Field | Required | Type | Description |
---|---|---|---|
condition_era_id | Yes | integer | A unique identifier for each Condition Era. |
person_id | Yes | integer | A foreign key identifier to the Person who is experiencing the Condition during the Condition Era. The demographic details of that Person are stored in the PERSON table. |
condition_concept_id | Yes | integer | A foreign key that refers to a standard Condition Concept identifier in the Standardized Vocabularies. |
condition_era_start_date | Yes | date | The start date for the Condition Era constructed from the individual instances of Condition Occurrences. It is the start date of the very first chronologically recorded instance of the condition. |
condition_era_end_date | Yes | date | The end date for the Condition Era constructed from the individual instances of Condition Occurrences.
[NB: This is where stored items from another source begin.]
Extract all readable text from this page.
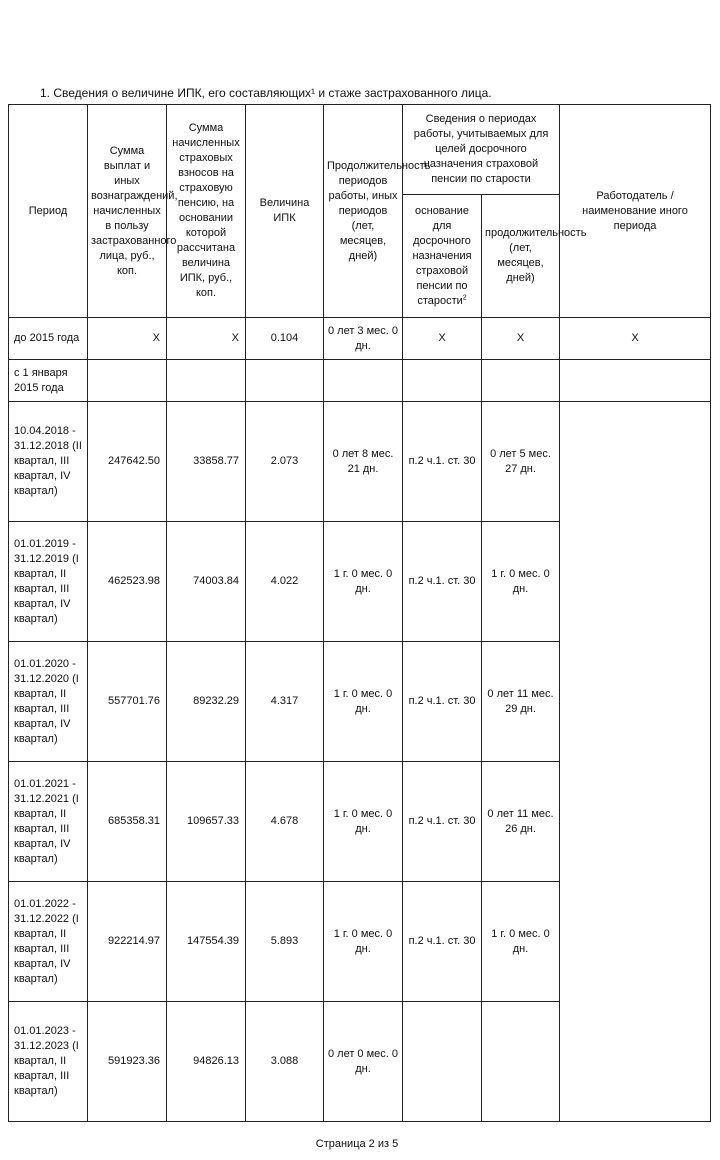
1. Сведения о величине ИПК, его составляющих¹ и стаже застрахованного лица.
Период	Сумма выплат и иных вознаграждений, начисленных в пользу застрахованного лица, руб., коп.	Сумма начисленных страховых взносов на страховую пенсию, на основании которой рассчитана величина ИПК, руб., коп.	Величина ИПК	Продолжительность периодов работы, иных периодов (лет, месяцев, дней)	Сведения о периодах работы, учитываемых для целей досрочного назначения страховой пенсии по старости		Работодатель / наименование иного периода
					основание для досрочного назначения страховой пенсии по старости$^2$	продолжительность (лет, месяцев, дней)	
до 2015 года	X	X	0.104	0 лет 3 мес. 0 дн.	X	X	X
с 1 января 2015 года							
10.04.2018 - 31.12.2018 (II квартал, III квартал, IV квартал)	247642.50	33858.77	2.073	0 лет 8 мес. 21 дн.	п.2 ч.1. ст. 30	0 лет 5 мес. 27 дн.	
01.01.2019 - 31.12.2019 (I квартал, II квартал, III квартал, IV квартал)	462523.98	74003.84	4.022	1 г. 0 мес. 0 дн.	п.2 ч.1. ст. 30	1 г. 0 мес. 0 дн.	
01.01.2020 - 31.12.2020 (I квартал, II квартал, III квартал, IV квартал)	557701.76	89232.29	4.317	1 г. 0 мес. 0 дн.	п.2 ч.1. ст. 30	0 лет 11 мес. 29 дн.	
01.01.2021 - 31.12.2021 (I квартал, II квартал, III квартал, IV квартал)	685358.31	109657.33	4.678	1 г. 0 мес. 0 дн.	п.2 ч.1. ст. 30	0 лет 11 мес. 26 дн.	
01.01.2022 - 31.12.2022 (I квартал, II квартал, III квартал, IV квартал)	922214.97	147554.39	5.893	1 г. 0 мес. 0 дн.	п.2 ч.1. ст. 30	1 г. 0 мес. 0 дн.	
01.01.2023 - 31.12.2023 (I квартал, II квартал, III квартал)	591923.36	94826.13	3.088	0 лет 0 мес. 0 дн.			
Страница 2 из 5
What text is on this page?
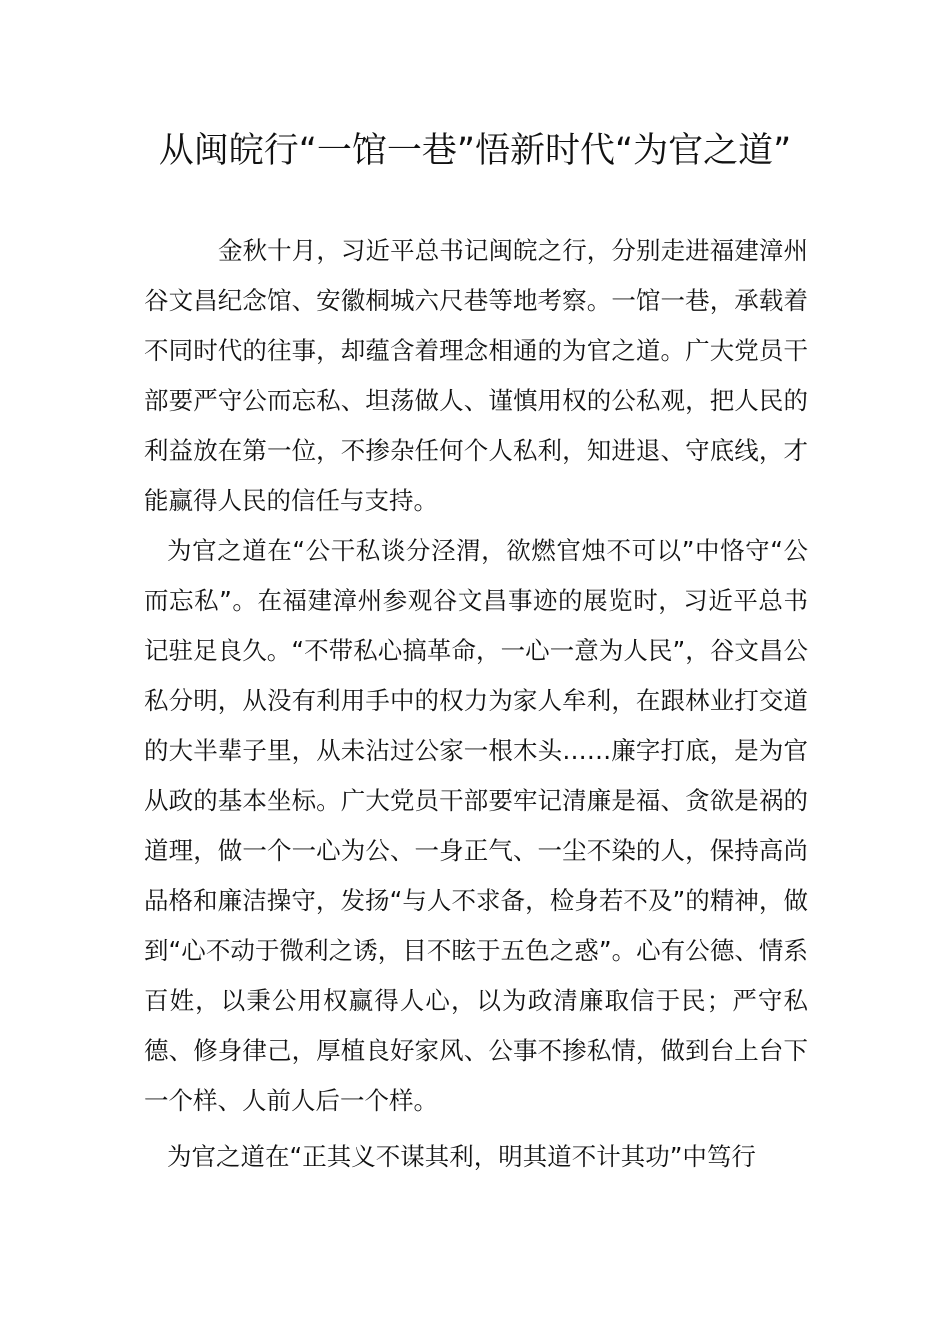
从闽皖行“一馆一巷”悟新时代“为官之道”

金秋十月，习近平总书记闽皖之行，分别走进福建漳州谷文昌纪念馆、安徽桐城六尺巷等地考察。一馆一巷，承载着不同时代的往事，却蕴含着理念相通的为官之道。广大党员干部要严守公而忘私、坦荡做人、谨慎用权的公私观，把人民的利益放在第一位，不掺杂任何个人私利，知进退、守底线，才能赢得人民的信任与支持。

为官之道在“公干私谈分泾渭，欲燃官烛不可以”中恪守“公而忘私”。在福建漳州参观谷文昌事迹的展览时，习近平总书记驻足良久。“不带私心搞革命，一心一意为人民”，谷文昌公私分明，从没有利用手中的权力为家人牟利，在跟林业打交道的大半辈子里，从未沾过公家一根木头……廉字打底，是为官从政的基本坐标。广大党员干部要牢记清廉是福、贪欲是祸的道理，做一个一心为公、一身正气、一尘不染的人，保持高尚品格和廉洁操守，发扬“与人不求备，检身若不及”的精神，做到“心不动于微利之诱，目不眩于五色之惑”。心有公德、情系百姓，以秉公用权赢得人心，以为政清廉取信于民；严守私德、修身律己，厚植良好家风、公事不掺私情，做到台上台下一个样、人前人后一个样。

为官之道在“正其义不谋其利，明其道不计其功”中笃行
It is the end date of the final continuously recorded instance of the Condition. |
condition_occurrence_count | No | integer | The number of individual Condition Occurrences used to construct the condition era. |
The condition_concept_id field contains Concepts that are identical to those of the CONDITION_OCCURRENCE table records that make up the Condition Era. In contrast to Drug Eras, Condition Eras are not aggregated to contain Conditions of different hierarchical layers. The Condition Era Start Date is the start date of the first Condition Occurrence. The Condition Era End Date is the end date of the last Condition Occurrence.